What are Source Documents?
The FDA requirements for recordkeeping and record retention for clinical research are contained in 21 CFR 312.62 and 812.140, which cover
- Disposition of study drug and experimental devices
- Case histories
- Record retention
Case histories contain the information about all aspects of the investigation on the subject and must include the case report forms and supporting data.
Supporting data is commonly called "source data" and is contained in "source documents". Neither of these terms appears in the Federal regulations governing clinical research.
Because the format and content of source data and source documents are not explicitly described in the Federal regulations governing clinical research, the FDA has adopted the International Committee on Harmonization's E6 consolidation guide for GCP definitions (PDF) as a guidance document.
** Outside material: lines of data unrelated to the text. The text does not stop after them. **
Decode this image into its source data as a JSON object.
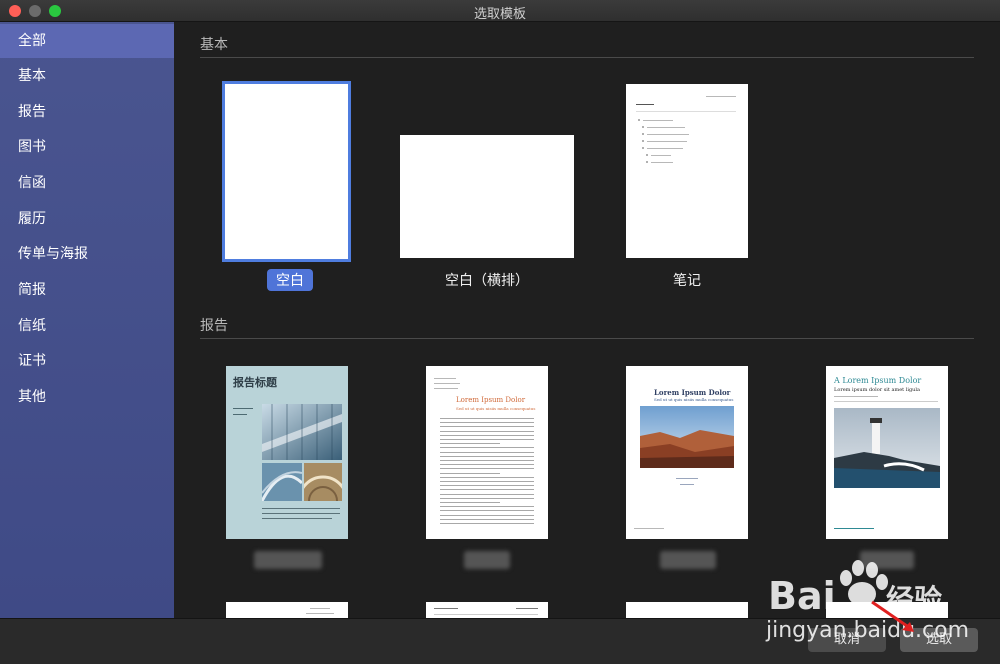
{
  "window": {
    "title": "选取模板"
  },
  "sidebar": {
    "items": [
      {
        "label": "全部",
        "active": true
      },
      {
        "label": "基本",
        "active": false
      },
      {
        "label": "报告",
        "active": false
      },
      {
        "label": "图书",
        "active": false
      },
      {
        "label": "信函",
        "active": false
      },
      {
        "label": "履历",
        "active": false
      },
      {
        "label": "传单与海报",
        "active": false
      },
      {
        "label": "简报",
        "active": false
      },
      {
        "label": "信纸",
        "active": false
      },
      {
        "label": "证书",
        "active": false
      },
      {
        "label": "其他",
        "active": false
      }
    ]
  },
  "sections": {
    "basic": {
      "title": "基本",
      "templates": [
        {
          "name": "空白",
          "selected": true
        },
        {
          "name": "空白（横排）",
          "selected": false
        },
        {
          "name": "笔记",
          "selected": false
        }
      ]
    },
    "report": {
      "title": "报告",
      "templates": [
        {
          "thumb_title": "报告标题"
        },
        {
          "thumb_title": "Lorem Ipsum Dolor",
          "thumb_subtitle": "Sed ut ut quis nisiis mulla consequatus"
        },
        {
          "thumb_title": "Lorem Ipsum Dolor",
          "thumb_subtitle": "Sed ut ut quis nisiis mulla consequatus"
        },
        {
          "thumb_title": "A Lorem Ipsum Dolor",
          "thumb_subtitle": "Lorem ipsum dolor sit amet ligula"
        }
      ]
    }
  },
  "footer": {
    "cancel_label": "取消",
    "choose_label": "选取"
  },
  "watermark": {
    "brand": "Bai",
    "brand_cn": "经验",
    "url": "jingyan.baidu.com"
  },
  "colors": {
    "sidebar": "#46518c",
    "accent": "#4f74d8",
    "selected_outline": "#4f7ddf"
  }
}
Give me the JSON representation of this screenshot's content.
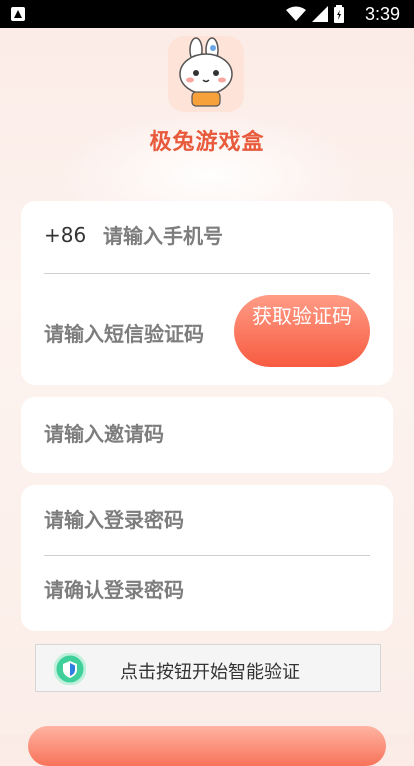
{
  "status_bar": {
    "time": "3:39",
    "icons": [
      "notification-icon",
      "wifi-icon",
      "signal-icon",
      "battery-icon"
    ]
  },
  "app": {
    "name": "极兔游戏盒"
  },
  "form": {
    "country_code": "+86",
    "phone_placeholder": "请输入手机号",
    "sms_code_placeholder": "请输入短信验证码",
    "get_code_label": "获取验证码",
    "invite_code_placeholder": "请输入邀请码",
    "password_placeholder": "请输入登录密码",
    "confirm_password_placeholder": "请确认登录密码"
  },
  "captcha": {
    "label": "点击按钮开始智能验证"
  },
  "colors": {
    "accent": "#f75b40",
    "verify_green": "#3fcf9a"
  }
}
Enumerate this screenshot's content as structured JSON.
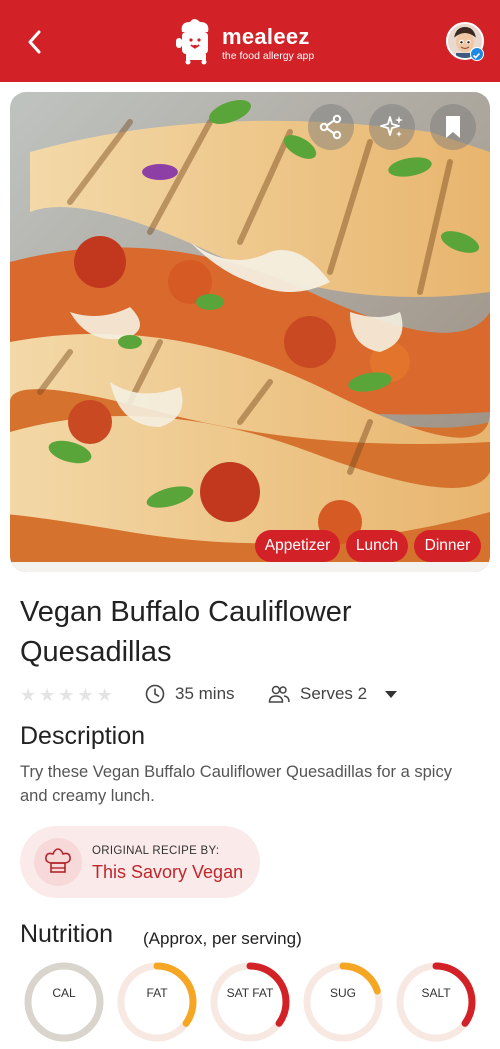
{
  "app": {
    "brand": "mealeez",
    "tagline": "the food allergy app"
  },
  "actions": [
    "share-icon",
    "sparkle-icon",
    "bookmark-icon"
  ],
  "tags": [
    "Appetizer",
    "Lunch",
    "Dinner"
  ],
  "recipe": {
    "title": "Vegan Buffalo Cauliflower Quesadillas",
    "rating": 0,
    "rating_max": 5,
    "time": "35 mins",
    "serves": "Serves 2"
  },
  "description": {
    "heading": "Description",
    "text": "Try these Vegan Buffalo Cauliflower Quesadillas for a spicy and creamy lunch."
  },
  "credit": {
    "label": "ORIGINAL RECIPE BY:",
    "name": "This Savory Vegan"
  },
  "nutrition": {
    "heading": "Nutrition",
    "note": "(Approx, per serving)",
    "items": [
      {
        "label": "CAL",
        "level": 0,
        "color": "#d9d4cc"
      },
      {
        "label": "FAT",
        "level": 0.35,
        "color": "#f5a623"
      },
      {
        "label": "SAT FAT",
        "level": 0.35,
        "color": "#d32128"
      },
      {
        "label": "SUG",
        "level": 0.2,
        "color": "#f5a623"
      },
      {
        "label": "SALT",
        "level": 0.35,
        "color": "#d32128"
      }
    ]
  },
  "colors": {
    "brand_red": "#d32128",
    "amber": "#f5a623"
  }
}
Additional FDA guidance on source documents can be found on the FDA webpage GCP Questions E-Mail Message at under Recordkeeping and Record Retention.
The ICH E6 document, section 1.51, defines source data as "All information in original records and certified copies of original records or clinical findings, observations, or other activities in a clinical trial necessary for the reconstruction and evaluation of the trial. Source data are contained in source documents (original records or certified copies)."
The ICH E6 document, section 1.52, defines source documents as "Original documents, data and records (e.g., hospital records, clinical and office charts, laboratory notes, memoranda, subjects' diaries of evaluation checklists, pharmacy dispensing records, recorded data from automated instruments, copies or transcriptions certified after verification as being accurate and complete, microfiches, photographic negatives, microfilm or magnetic media, x-rays, subject files, and records kept at the pharmacy, at the laboratories, and at medico-technical departments involved in the clinical trial)."
CRFs as Source Documents
If allowed by the investigational plan (protocol), data may be entered directly onto the case report forms. The case report form would then be considered a source document. If this case report form is then transmitted to the sponsor, it is necessary for the study site to retain a copy to ensure that the principal investigator can provide access to the source documents to a monitor, auditor, or regulatory agency. Additional information can be found in ICH E6, section 6.4.9.
Copied CRFs as Source Documents
Photocopies of the case report forms may be used as source documents. The FDA states that the only drawback to the practice of recording information directly on the photocopied case report form is if the data is then transmitted or transcribed onto the original case report form. This introduces an additional transcription step and additional chance of error, which is also a potential source of error when using other spreadsheets or templates as source documents.
It is recommended that the photocopies are made onto colored paper so they were easy to find in the case history and will not be mistaken for case report forms. The photocopied case report forms should indicate who collected the data (sign/initial and date) as well as the subject to whom the data applies.